Strauss-Kahn wird Serbiens Finanzberater

© zVg.
Der Ex-IWF-Chef Dominique Strauss-Kahn wird die serbische Regierung in Finanzfragen beraten.


Belgrad deckt sich im Vorfeld der EU-Beitrittsverhandlungen mit internationalen Beratern ein. Nach dem ehemaligen österreichischen Bundeskanzler Alfred Gusenbauer (KOSMO-Bericht) ist Dominique Strauss-Kahn, ehemaliger Chef des Internationalen Währungsfonds, der zweite prominente Regierungsberater Serbiens. Strauss-Kahn soll künftig die serbische Regierung in Finanzfragen beraten. Mit einer Arbeitslosigkeit von 27 Prozent und einem steigenden Haushaltsdefizit erhofft sich Serbien positive Impulse von dem Wirtschaftsexperten.

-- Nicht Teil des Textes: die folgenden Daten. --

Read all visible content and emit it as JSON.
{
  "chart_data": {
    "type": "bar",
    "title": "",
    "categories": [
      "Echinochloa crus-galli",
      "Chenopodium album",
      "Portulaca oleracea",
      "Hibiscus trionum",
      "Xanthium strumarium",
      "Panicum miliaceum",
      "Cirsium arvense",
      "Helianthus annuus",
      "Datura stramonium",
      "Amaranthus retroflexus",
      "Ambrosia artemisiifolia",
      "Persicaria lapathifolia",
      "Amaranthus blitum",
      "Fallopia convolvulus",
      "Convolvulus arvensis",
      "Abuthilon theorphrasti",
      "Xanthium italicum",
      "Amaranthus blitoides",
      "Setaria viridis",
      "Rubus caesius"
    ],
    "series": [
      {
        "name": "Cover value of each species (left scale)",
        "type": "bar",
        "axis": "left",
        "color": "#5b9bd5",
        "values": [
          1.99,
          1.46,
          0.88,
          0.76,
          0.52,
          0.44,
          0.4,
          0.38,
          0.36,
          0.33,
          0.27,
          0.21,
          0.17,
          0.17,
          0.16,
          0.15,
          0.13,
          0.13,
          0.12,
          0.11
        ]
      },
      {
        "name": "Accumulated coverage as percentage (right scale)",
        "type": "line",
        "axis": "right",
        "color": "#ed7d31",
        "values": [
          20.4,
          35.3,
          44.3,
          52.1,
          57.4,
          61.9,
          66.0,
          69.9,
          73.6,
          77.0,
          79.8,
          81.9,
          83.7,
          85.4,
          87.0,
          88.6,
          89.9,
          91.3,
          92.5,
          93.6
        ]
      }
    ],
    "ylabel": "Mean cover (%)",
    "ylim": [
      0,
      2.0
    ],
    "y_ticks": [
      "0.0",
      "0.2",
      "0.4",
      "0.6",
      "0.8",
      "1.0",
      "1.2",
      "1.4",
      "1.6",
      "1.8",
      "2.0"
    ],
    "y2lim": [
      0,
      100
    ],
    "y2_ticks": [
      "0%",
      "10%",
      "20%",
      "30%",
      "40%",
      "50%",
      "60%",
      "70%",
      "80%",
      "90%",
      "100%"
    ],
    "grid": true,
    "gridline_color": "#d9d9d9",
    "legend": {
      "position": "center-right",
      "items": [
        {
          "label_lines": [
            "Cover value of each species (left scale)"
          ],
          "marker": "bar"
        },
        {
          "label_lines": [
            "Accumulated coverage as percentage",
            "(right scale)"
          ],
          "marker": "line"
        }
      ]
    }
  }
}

"Serbiens Wirtschaft hat ernsthafte Probleme", wird Strauss-Kahn in der Süddeutschen Zeitung zitiert. Sie zu lösen, sei möglich, aber bei der schwierigen Lage der Weltwirtschaft nicht leicht. Schwerpunkte seiner Beratungstätigkeit sollen bei Steuerfragen, Arbeitsrecht und Pensionssystem liegen.

Der 64-jährige war unter anderem IWF-Chef, französischer Wirtschaftsminister und wurde bis zu seiner Vergewaltigungsanklage 2011 als potenzieller Präsidentschaftskandidat der französischen Sozialisten gehandelt. Nach der Einstellung des Prozesses 2012 hat er auf eine Rückkehr in die Politik verzichtet. Derzeit ist Strauss-Kahn international als Wirtschaftsberater aktiv. Er wird für die ersten drei Monate seiner Beratertätigkeit kein Honorar verlangen.